Before conducting any load test through a switch, we first disabled that switch's flow control, if possible. Flow control lets the switch throttle back individual input ports when their rate of packet delivery is too high for the switch to handle and when the result would otherwise be packets dropped or lost. Note that, in some cases, a switch's maximum throughput is slightly higher with flow control enabled.

The traffic streams we delivered were unidirectional and consisted of all 64-byte packets addressed to nodes known to the switch (with their unicast media access control address already learned and entered into the switch's address table).

We delivered our traffic streams onto the switch's odd-numbered ports, with the packets in each stream destined for one of the switch's even-numbered ports. The packets in each stream had to be individually switched to output ports in round-robin fashion. Packets delivered on port 1, for instance, were destined for ports 2, 4, 6, 8, 2, 4, 6 and so on. The test traffic streams were constructed in part with the help of Midnight Networks, Inc.'s Avalanche network-simulation tool.

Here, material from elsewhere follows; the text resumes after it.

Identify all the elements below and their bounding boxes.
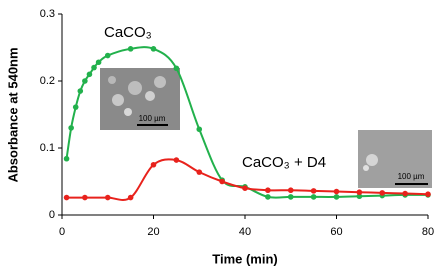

We also looked for indications of head-of-line blocking. In general, head-of-line blocking refers to degradation of throughput on a particular switch port caused by conditions, such as a port overload, occurring elsewhere in the switch.

To check for head-of-line blocking, we used Hewlett-Packard Co.'s Internet Advisors to deliver a high-volume packet stream via an input port, with traffic destined to two output ports. The stream would direct a fairly high load of, say, 70% of capacity to output port A and a second ''trickle'' packet stream, a load of only about 10% of capacity, to a different output port B.

A second packet stream of about 50% capacity would be delivered, via a different input port, with all of its traffic destined for output port A, to overload the output port. We then used an Internet Advisor to check for head-of-line blocking by observing any throughput degradation on the trickle stream on output port B.